I came across a large body of literature which advocates using Fisher's Information metric as a natural local metric in the space of probability distributions and then integrating over it to define distances and volumes.
But are these "integrated" quantities actually useful for anything? I found no theoretical justifications and very few practical applications. One is Guy Lebanon's work where he uses "Fisher's distance" to classify documents and another one is Rodriguez' ABC of Model Selection… where "Fisher's volume" is used for model selection. Apparently, using "information volume" gives "orders of magnitude" improvement over AIC and BIC for model selection, but I haven't seen any follow up on that work.
A theoretical justification might be to have a generalization bound which uses this measure of distance or volume and is better than bounds derived from MDL or asymptotic arguments, or a method relying on one of these quantities that's provably better in some reasonably practical situation, are there any results of this kind?
There was a read paper last week at the Royal Statistical Society on MCMC techniques over Riemann manifolds, primarily using the Fisher information metric: http://www.rss.org.uk/main.asp?page=1836#Oct_13_2010_Meeting
The results seem promising, though as the authors point out, in many models of interest (such as mixture models) the Fisher information has no analytic form.
The reason that there is "no follow up" is that very few people understand the work of Rodriguez on this going back many years. It's important stuff and we will see more of it in the future I am sure.
However, some would argue that the Fisher metric is only a 2nd order approximation to the true metric (e.g. Neumann's paper on establishing entropic priors ) which is actually defined by the Kullback-Liebler distance (or generalisations thereof) and which leads to Zellner's formulation of MDI priors.

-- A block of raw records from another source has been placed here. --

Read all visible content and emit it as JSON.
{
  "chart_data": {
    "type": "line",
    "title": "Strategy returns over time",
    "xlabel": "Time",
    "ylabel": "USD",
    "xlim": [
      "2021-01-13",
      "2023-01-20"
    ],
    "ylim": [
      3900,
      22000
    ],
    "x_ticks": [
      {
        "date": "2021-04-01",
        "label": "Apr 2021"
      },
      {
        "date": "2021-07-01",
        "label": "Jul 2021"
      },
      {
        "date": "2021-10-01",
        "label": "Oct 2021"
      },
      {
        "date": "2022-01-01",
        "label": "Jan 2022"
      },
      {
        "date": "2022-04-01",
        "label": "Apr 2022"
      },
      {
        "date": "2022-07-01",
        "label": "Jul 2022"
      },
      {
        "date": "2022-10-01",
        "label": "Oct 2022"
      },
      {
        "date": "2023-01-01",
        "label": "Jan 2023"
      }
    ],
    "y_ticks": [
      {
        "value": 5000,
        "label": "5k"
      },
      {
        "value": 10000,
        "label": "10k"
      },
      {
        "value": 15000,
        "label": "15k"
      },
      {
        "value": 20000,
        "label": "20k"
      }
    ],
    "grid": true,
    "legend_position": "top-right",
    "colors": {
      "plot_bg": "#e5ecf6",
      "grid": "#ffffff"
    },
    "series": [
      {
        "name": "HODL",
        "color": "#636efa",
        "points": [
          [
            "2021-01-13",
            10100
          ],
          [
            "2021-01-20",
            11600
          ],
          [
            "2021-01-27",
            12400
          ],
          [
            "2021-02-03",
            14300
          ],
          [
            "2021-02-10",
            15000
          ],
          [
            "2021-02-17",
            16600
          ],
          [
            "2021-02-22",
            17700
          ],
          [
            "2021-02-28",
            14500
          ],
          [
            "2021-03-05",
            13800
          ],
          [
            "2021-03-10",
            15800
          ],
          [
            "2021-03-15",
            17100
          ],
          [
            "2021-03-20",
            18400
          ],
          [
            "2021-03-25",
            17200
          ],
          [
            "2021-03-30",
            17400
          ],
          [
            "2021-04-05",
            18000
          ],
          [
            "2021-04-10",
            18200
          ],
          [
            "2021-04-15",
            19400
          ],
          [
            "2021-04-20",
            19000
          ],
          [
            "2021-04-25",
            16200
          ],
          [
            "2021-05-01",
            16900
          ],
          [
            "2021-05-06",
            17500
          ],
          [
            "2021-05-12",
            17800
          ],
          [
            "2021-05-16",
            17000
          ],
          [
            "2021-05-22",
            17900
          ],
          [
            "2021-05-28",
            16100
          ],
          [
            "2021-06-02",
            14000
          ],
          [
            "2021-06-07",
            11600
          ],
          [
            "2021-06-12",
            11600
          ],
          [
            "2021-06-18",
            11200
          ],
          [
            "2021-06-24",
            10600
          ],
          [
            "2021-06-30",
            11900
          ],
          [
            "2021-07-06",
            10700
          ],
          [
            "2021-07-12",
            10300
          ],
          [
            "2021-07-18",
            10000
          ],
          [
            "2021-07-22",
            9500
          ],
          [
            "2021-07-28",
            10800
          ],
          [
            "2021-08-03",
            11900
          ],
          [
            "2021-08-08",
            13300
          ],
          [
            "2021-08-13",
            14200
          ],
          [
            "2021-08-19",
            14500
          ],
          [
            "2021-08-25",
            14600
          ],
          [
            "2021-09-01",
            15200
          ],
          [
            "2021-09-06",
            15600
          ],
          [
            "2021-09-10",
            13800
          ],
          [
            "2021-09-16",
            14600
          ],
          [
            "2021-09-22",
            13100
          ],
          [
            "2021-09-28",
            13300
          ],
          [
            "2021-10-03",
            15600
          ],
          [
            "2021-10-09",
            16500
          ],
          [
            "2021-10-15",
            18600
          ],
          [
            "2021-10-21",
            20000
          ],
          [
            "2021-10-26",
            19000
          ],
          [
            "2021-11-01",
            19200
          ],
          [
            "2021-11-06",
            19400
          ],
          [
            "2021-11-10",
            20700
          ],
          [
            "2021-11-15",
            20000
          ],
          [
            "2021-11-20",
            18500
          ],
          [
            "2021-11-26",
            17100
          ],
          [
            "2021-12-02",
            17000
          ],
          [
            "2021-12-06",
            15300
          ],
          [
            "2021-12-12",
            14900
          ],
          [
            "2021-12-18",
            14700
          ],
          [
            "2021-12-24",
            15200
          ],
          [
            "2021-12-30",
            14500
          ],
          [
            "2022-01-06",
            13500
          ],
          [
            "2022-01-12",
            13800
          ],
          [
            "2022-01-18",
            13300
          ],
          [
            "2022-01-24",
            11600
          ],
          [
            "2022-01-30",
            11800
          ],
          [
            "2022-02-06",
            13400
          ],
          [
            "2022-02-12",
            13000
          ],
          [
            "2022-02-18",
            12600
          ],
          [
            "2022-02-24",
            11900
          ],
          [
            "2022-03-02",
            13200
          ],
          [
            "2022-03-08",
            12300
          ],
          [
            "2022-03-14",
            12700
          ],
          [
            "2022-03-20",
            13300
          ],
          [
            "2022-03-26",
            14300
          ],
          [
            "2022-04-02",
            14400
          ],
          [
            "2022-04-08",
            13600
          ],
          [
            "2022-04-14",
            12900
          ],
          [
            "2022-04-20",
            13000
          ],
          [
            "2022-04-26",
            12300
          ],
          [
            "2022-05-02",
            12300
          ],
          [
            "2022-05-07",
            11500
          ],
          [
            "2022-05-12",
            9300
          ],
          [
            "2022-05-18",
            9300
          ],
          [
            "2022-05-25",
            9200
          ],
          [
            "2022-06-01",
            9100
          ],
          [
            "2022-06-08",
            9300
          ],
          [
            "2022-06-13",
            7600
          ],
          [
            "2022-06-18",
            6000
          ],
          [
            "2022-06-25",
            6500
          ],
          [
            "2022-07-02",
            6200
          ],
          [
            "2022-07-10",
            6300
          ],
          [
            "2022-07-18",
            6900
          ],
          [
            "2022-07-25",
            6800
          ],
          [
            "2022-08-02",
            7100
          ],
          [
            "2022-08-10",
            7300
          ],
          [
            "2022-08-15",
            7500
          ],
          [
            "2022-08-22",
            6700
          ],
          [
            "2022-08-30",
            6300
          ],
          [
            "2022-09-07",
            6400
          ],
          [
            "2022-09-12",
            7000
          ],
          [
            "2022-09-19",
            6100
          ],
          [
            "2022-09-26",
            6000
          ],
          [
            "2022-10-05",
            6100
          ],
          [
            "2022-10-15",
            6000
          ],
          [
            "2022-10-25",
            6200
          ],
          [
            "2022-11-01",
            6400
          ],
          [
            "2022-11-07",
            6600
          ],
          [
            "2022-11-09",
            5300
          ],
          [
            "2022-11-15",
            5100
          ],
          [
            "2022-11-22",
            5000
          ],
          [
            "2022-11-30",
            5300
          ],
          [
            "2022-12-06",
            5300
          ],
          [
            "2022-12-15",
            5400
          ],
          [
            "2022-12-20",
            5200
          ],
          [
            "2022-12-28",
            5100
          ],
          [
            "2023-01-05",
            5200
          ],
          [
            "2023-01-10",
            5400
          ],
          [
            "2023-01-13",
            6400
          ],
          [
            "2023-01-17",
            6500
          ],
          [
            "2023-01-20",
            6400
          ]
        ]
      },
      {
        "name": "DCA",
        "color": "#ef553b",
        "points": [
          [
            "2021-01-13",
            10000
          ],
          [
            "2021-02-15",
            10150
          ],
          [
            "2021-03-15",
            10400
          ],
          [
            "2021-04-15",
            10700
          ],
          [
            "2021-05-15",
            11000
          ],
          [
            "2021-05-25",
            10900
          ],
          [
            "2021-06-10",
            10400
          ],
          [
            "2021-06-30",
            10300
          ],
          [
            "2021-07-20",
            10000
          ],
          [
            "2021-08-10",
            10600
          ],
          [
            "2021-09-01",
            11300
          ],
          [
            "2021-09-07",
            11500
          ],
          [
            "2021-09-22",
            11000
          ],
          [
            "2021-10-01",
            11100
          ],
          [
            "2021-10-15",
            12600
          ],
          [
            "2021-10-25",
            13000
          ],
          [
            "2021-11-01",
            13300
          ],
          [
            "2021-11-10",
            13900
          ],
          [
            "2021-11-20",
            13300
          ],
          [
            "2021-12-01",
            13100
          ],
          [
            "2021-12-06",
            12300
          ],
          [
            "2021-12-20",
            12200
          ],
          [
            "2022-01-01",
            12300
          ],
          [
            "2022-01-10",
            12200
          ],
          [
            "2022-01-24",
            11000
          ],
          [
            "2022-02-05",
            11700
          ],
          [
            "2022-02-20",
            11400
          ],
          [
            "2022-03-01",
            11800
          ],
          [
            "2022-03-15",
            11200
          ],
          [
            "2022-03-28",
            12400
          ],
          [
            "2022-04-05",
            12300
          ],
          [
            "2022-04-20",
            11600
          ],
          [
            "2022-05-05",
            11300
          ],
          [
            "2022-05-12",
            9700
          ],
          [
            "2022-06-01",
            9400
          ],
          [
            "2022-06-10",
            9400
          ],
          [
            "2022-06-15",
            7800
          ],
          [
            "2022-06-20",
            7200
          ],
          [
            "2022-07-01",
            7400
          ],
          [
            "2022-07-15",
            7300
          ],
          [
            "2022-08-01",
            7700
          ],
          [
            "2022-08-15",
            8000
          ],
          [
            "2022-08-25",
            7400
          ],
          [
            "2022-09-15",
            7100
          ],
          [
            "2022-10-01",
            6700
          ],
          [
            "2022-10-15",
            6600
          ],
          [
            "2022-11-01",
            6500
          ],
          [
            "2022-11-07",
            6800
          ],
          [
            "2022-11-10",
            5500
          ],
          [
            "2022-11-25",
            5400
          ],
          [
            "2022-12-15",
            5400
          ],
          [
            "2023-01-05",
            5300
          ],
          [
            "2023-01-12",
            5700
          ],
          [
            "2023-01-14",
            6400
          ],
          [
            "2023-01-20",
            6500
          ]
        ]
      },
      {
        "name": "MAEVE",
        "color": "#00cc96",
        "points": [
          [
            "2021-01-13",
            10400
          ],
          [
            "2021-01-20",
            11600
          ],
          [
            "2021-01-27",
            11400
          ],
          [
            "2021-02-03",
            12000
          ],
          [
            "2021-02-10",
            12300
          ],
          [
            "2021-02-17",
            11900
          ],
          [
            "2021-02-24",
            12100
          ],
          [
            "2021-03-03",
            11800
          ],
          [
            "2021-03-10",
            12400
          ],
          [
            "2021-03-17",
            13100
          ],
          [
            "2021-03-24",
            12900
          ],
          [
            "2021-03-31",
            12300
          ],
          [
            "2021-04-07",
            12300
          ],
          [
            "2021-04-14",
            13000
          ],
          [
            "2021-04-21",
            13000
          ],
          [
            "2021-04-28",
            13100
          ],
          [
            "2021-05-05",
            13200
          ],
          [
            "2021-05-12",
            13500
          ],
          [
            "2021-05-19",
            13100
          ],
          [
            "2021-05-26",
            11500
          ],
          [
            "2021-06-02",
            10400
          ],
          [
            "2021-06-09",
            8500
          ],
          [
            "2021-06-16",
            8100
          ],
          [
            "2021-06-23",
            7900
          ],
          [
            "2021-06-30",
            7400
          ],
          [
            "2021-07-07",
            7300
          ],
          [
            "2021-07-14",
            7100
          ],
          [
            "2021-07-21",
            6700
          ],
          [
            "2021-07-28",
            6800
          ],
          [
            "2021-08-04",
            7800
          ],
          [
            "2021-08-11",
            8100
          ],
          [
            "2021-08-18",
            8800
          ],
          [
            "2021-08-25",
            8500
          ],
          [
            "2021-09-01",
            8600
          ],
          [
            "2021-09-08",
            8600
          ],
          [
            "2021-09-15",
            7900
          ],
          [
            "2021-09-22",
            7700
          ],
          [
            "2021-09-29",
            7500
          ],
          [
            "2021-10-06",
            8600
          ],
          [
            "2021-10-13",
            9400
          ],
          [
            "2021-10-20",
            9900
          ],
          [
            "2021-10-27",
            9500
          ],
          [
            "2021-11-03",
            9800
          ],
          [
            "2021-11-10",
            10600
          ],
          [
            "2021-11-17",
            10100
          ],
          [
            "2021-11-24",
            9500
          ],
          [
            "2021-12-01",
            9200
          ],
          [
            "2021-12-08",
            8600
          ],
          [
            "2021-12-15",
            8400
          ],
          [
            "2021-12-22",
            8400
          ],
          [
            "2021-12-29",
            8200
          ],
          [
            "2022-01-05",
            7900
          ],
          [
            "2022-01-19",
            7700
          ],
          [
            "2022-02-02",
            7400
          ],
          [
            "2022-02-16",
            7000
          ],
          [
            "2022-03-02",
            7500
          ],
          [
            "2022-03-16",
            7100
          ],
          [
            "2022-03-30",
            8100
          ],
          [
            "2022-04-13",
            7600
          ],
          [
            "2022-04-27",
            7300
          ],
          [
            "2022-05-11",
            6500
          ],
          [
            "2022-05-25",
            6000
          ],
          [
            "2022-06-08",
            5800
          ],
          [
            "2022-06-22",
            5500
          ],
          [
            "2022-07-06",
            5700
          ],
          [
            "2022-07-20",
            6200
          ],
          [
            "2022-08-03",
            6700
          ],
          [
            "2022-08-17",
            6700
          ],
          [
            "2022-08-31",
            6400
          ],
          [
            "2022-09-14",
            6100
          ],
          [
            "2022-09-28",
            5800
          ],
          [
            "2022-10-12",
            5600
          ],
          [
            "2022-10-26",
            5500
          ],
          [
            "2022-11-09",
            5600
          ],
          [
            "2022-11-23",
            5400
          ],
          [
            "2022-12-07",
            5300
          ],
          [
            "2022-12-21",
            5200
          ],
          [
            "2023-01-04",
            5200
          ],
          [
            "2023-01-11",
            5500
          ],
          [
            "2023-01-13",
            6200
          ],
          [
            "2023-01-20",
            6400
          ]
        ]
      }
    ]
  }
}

The most well know argument is that the fisher metric, being invariant to coordinate transforms, can be used to formulate an uninformed prior (Jeffreys prior). Not sure I buy it!
Less well known, is that sometimes these "integrated quantities" turn out to be divergences and such, one may argue that the fisher distances generate a generalised set of divergences (and properties thereof).
But still, I'm yet to find a good intuitive description of the fisher information and the quantities it generates. Please tell me if you find one.